Ecology of Marbled Murrelet-Steller’s Jay Interactions
Ecology of Marbled Murrelet-Steller’s Jay Interactions
The Marbled Murrelet is a nearshore-foraging seabird that, in the Pacific Northwest, nests almost exclusively in old-growth coniferous. Parents will fly up to 60 km from at-sea foraging areas to provision nestlings. Murrelets are long-lived and rear a single young per breeding season, making populations vulnerable to declines in abundance. Because of the murrelet’s secretive behavior, nests are very challenging to locate and monitor, and indeed, the murrelet was the last species of bird for which a nest was located in North America. Recent advances in radio-telemetry (see below) have greatly improved our ability to find nests and study the breeding ecology of this species.
Old-growth forests have been heavily harvested in the Pacific Northwest because of their commercial value, such that only about 10% of the original old-growth remains in California, Oregon, and Washington. The green areas in the map to the left indicate remnant nesting habitat in Northern California. Murrelets were listed as threatened under the ESA because of nesting habitat loss, and associated regulations have resulted in restrictions on timber harvesting in many part of the birds range, which has lead to controversy among land-owners, regulatory agencies, and environmental organizations.

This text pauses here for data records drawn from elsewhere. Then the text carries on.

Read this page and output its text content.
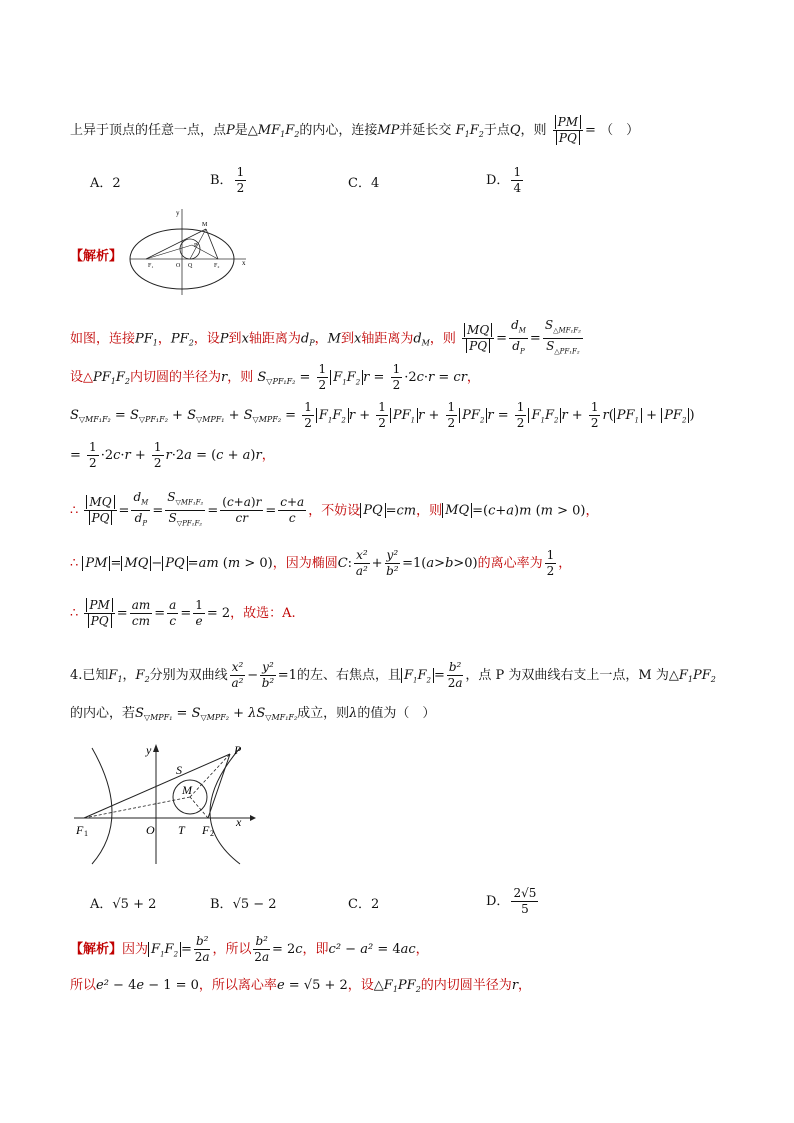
上异于顶点的任意一点，点P是$\triangle MF_1F_2$的内心，连接MP并延长交 $F_1F_2$于点Q，则 $\frac{PM}{PQ}$ = （　）
A．2	B． $\frac{1}{2}$	C．4	D． $\frac{1}{4}$
【解析】
y
x
M
P
F₁	F₂
O Q
如图，连接$PF_1$，$PF_2$，设P到x轴距离为$d_P$，M到x轴距离为$d_M$，则 $\frac{MQ}{PQ} = \frac{d_M}{d_P} = \frac{S_{\triangle MF_1F_2}}{S_{\triangle PF_1F_2}}$
设$\triangle PF_1F_2$内切圆的半径为r，则 $S_{▽PF_1F_2} = \frac{1}{2} F_1F_2$ $r = \frac{1}{2} \cdot 2c\cdot r$ = cr，
$S_{▽MF_1F_2} = S_{▽PF_1F_2} + S_{▽MPF_1} + S_{▽MPF_2} = \frac{1}{2} F_1F_2$ $r + \frac{1}{2} PF_1$ $r + \frac{1}{2} PF_2$ $r = \frac{1}{2} F_1F_2$ $r + \frac{1}{2} r$( $PF_1 + PF_2$ )
= $\frac{1}{2} \cdot 2c\cdot r + \frac{1}{2} r\cdot 2a = (c + a)r$，
∴ $\frac{MQ}{PQ} = \frac{d_M}{d_P} = \frac{S_{▽MF_1F_2}}{S_{▽PF_1F_2}} = \frac{(c+a)r}{cr} = \frac{c+a}{c}$ ，不妨设 PQ =cm，则 MQ =(c+a)m (m > 0)，
∴ PM = MQ − PQ =am (m > 0)，因为椭圆C: $\frac{\text{x²}}{\text{a²}} + \frac{\text{y²}}{\text{b²}} =1(a>b>0)$的离心率为 $\frac{1}{2}$ ，
∴ $\frac{PM}{PQ} = \frac{am}{cm} = \frac{a}{c} = \frac{1}{e} = 2$，故选：A.
4.已知$F_1$，$F_2$分别为双曲线 $\frac{\text{x²}}{\text{a²}} - \frac{\text{y²}}{\text{b²}} =1$的左、右焦点，且 $F_1F_2 = \frac{\text{b²}}{2a}$ ，点 P 为双曲线右支上一点，M 为$\triangle F_1PF_2$
的内心，若$S_{▽MPF_1} = S_{▽MPF_2} + \lambda S_{▽MF_1F_2}$成立，则λ的值为（　）
y	P
S
M
x
F 1	O T F 2
A．√5 + 2	B．√5 − 2	C．2	D． $\frac{2√5}{5}$
【解析】因为 $F_1F_2 = \frac{\text{b²}}{2a}$ ，所以 $\frac{\text{b²}}{2a} = 2c$，即c² − a² = 4ac，
所以e² − 4e − 1 = 0，所以离心率e = √5 + 2，设$\triangle F_1PF_2$的内切圆半径为r，
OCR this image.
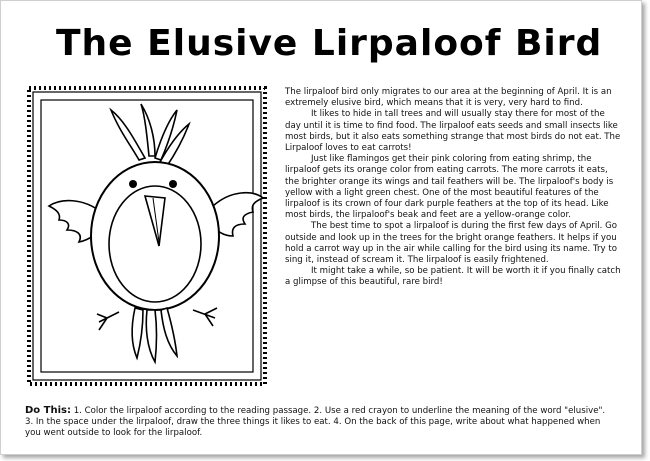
The Elusive Lirpaloof Bird

The lirpaloof bird only migrates to our area at the beginning of April. It is an extremely elusive bird, which means that it is very, very hard to find.

It likes to hide in tall trees and will usually stay there for most of the day until it is time to find food. The lirpaloof eats seeds and small insects like most birds, but it also eats something strange that most birds do not eat. The Lirpaloof loves to eat carrots!

Just like flamingos get their pink coloring from eating shrimp, the lirpaloof gets its orange color from eating carrots. The more carrots it eats, the brighter orange its wings and tail feathers will be. The lirpaloof's body is yellow with a light green chest. One of the most beautiful features of the lirpaloof is its crown of four dark purple feathers at the top of its head. Like most birds, the lirpaloof's beak and feet are a yellow-orange color.

The best time to spot a lirpaloof is during the first few days of April. Go outside and look up in the trees for the bright orange feathers. It helps if you hold a carrot way up in the air while calling for the bird using its name. Try to sing it, instead of scream it. The lirpaloof is easily frightened.

It might take a while, so be patient. It will be worth it if you finally catch a glimpse of this beautiful, rare bird!

Do This: 1. Color the lirpaloof according to the reading passage. 2. Use a red crayon to underline the meaning of the word "elusive". 3. In the space under the lirpaloof, draw the three things it likes to eat. 4. On the back of this page, write about what happened when you went outside to look for the lirpaloof.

Murrelets are threatened by a number of other marine and terrestrial factors including oil spills, changes in foraging conditions, and particularly corvids such as Common Ravens and Steller’s Jays that predate on murrelet nests. Corvids are subsidized by human-derived food sources, and as a result, populations of both ravens and jays have increased dramatically within murrelet nesting habitat in many parts of the murrelet’s range. Our research group initiated a marbled murrelet research project in central California, where only very small stands of nesting habitat remain – primarily and county and state parks – to locate murrelet nest sites and determine nest fates using radio-telemetry. Murrelets were captured and radio-tagged at sea and tracked back to their nest sites, which where then monitored using a combination of visual observation and nest climbing.
This project indicated that reproduction was very low and nest failure rates very high, likely due to predation by corvids (Peery et al. 2004). As a result, we initiated a project to investigate the effects of human-derived food subsidies on Steller’s Jays in state parks. One of the goals of this project is to understand the influence of food subsidies in campgrounds on jays, and thus predation risk to Marbled Murrelets on larger spatial scales. This work combines banding, radio-telemetry, stable isotope methods, and GIS analyses, and is being led by PhD student Elena West.